Millions of US residents travel abroad each year seeking health-care services, swelling the ranks of medical tourists in a search for cheaper deals, often in neighboring countries like Mexico and Canada but also Colombia, Dominican Republic, Turkey, and others.  The author points out the obvious appeal to jumping on a plane and getting an elective procedure done for less than half of a comparable procedures in the US.

Another attraction is that surgeons abroad appear more willing to combine surgeries. A “Mommy Makeover” — typically breast surgery and a tummy tuck — might for instance get added to a Brazilian butt lift, in which fat is transferred to the buttocks to create an hourglass figure.  Dr. Kenneth Hughes never combines procedures that will result in greater than a 6 hour surgery, as longer surgeries have been associated with greater risks of blood clot, hypothermia, infection, and others.

There’s also the danger of picking unknown locations, as illustrated by the recent kidnapping in Mexico. Obviously, this inherently unknown element can make visitors or tourists more susceptible to crimes of various sorts.
There is also the issue of rare and invasive infections in other countries that were brought to the US for US doctors to deal with these serious medical complications.

But things can go wrong at home as well. Florida, for example, is dealing with some high-volume surgery centers that have become known as Brazilian buttlift mills. These centers offer a Brazilian Butt Lift procedure at bargain prices by squeezing in as many clients as possible, often compromising quality.
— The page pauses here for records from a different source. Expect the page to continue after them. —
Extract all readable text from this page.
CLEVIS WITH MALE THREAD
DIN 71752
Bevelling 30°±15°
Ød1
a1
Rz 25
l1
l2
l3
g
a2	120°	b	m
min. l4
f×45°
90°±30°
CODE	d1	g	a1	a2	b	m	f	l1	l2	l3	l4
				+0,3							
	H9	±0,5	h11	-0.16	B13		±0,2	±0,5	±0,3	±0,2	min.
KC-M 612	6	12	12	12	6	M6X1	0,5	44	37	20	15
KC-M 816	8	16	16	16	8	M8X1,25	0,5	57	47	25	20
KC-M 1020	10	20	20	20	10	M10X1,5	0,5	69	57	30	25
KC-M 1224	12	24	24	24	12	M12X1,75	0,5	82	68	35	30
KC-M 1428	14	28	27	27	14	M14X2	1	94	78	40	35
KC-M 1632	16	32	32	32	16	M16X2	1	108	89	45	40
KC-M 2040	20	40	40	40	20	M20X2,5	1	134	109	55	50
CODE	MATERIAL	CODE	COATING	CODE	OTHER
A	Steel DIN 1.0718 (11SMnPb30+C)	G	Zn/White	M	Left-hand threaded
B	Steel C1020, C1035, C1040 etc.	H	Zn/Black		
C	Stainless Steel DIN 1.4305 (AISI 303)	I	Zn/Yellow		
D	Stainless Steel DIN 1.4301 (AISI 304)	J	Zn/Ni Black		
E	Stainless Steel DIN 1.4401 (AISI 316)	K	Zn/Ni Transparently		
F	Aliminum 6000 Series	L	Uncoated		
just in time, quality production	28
While reporting on this topic, the author of the article was struck by just how confusing the regulation of cosmetic surgery is. For one, just because a doctor uses the title “board certified,” doesn’t mean they have the skills to carry out the surgery safely.  The surgery should be performed by a plastic surgeon board certified by the American Board of Plastic Surgery.  There are no other certifying boards of this same standard.